As to the interior of the house, we only hear about the old man's bedroom, which is the a place where horror plays in the dark while the old man sleeps, completely unaware. The room is all the more scary because it isn't described, because we can't see it. This story taps our fears of the dark, and what the dark might hold.
In speech class you probably heard that a majority of people (in America) claim that public speaking is their number one fear. What about the fear of someone in your own house spying on you each night while you sleep, wanting to kill you, and then being totally friendly to you during the day? Even without the murder part, that kicks public speaking in the pants if you ask us.

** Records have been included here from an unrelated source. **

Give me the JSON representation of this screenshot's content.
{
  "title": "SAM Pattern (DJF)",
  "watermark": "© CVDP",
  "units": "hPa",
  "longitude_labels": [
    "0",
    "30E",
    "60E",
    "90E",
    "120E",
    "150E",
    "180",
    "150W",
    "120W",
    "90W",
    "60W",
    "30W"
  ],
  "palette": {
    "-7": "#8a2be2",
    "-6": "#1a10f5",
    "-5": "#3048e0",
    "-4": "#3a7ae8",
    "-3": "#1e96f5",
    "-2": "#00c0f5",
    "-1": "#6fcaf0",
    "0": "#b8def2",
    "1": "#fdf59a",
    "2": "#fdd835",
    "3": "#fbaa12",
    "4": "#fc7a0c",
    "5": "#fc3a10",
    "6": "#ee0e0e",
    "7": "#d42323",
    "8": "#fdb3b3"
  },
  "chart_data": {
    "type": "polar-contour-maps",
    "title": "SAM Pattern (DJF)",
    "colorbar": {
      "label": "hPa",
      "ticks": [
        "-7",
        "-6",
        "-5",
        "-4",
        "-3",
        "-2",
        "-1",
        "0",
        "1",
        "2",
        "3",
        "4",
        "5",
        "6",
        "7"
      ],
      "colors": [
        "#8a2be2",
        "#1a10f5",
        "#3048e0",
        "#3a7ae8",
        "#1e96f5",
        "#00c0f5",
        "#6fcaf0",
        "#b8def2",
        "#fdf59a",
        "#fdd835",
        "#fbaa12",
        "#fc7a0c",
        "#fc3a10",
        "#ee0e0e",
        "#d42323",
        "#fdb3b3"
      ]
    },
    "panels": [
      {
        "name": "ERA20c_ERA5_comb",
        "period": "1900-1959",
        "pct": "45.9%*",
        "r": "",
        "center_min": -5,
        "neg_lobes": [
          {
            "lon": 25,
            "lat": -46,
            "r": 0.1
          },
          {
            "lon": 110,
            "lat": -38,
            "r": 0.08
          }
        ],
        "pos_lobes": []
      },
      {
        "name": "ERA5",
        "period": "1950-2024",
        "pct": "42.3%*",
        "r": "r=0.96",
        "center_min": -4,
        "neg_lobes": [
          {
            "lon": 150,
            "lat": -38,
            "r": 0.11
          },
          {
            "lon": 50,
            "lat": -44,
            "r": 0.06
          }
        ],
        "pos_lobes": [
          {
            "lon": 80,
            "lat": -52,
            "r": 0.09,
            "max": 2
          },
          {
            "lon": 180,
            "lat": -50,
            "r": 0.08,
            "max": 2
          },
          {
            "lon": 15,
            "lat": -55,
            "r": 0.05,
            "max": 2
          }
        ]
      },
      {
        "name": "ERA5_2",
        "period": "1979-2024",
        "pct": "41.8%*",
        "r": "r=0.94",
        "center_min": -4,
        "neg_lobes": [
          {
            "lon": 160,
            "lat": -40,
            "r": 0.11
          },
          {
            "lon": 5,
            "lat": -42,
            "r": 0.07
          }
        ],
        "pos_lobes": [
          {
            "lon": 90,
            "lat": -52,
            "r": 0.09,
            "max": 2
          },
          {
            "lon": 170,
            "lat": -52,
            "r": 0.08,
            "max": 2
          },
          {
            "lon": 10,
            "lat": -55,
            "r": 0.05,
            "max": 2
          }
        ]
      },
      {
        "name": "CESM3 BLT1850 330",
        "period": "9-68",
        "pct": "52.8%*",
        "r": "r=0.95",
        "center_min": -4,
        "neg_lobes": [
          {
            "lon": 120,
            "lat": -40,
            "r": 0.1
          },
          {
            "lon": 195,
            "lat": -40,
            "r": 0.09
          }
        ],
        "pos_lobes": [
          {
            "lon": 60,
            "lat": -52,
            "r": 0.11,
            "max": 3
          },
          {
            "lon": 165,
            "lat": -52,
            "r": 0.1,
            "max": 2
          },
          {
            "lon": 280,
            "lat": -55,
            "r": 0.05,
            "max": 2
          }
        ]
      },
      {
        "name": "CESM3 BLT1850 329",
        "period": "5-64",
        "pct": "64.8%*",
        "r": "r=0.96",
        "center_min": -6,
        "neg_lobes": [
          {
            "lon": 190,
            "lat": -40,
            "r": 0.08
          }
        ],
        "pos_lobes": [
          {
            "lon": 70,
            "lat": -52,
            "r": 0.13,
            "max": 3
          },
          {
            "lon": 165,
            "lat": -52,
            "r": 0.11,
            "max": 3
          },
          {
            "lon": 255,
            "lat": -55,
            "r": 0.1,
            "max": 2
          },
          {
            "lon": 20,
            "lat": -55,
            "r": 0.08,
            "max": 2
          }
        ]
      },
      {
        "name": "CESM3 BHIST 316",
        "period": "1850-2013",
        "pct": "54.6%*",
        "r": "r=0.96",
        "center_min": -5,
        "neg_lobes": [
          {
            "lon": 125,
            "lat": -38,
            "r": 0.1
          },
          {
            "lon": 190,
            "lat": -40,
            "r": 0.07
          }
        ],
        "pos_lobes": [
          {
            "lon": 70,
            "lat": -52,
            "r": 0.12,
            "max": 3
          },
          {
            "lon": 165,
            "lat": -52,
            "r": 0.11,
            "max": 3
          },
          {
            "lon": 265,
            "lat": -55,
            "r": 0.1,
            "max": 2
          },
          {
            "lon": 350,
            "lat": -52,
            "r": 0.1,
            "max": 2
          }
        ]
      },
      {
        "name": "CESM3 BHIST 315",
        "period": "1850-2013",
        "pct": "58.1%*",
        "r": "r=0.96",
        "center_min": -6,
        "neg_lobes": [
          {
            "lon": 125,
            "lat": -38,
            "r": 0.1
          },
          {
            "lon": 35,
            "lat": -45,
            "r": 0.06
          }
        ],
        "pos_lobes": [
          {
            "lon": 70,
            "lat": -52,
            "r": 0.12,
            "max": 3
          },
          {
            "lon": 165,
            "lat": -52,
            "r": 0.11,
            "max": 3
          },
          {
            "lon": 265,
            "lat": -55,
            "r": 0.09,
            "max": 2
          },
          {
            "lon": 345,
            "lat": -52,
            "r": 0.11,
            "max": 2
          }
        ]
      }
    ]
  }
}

The "ideal" bedroom is supposed to be a fairly private place where we can rest and recuperate without fear. The narrator completely violates the sanctity of the bedroom in this story. The night spying is possibly more terrifying for our imaginations than the murder itself.
As with many Poe stories, the landscape of the narrator's mind is also a setting of the story, and it echoes the external or surface setting, the man's bedroom. Just as we are unable to see the bedroom, the narrator is unable to see his own mind.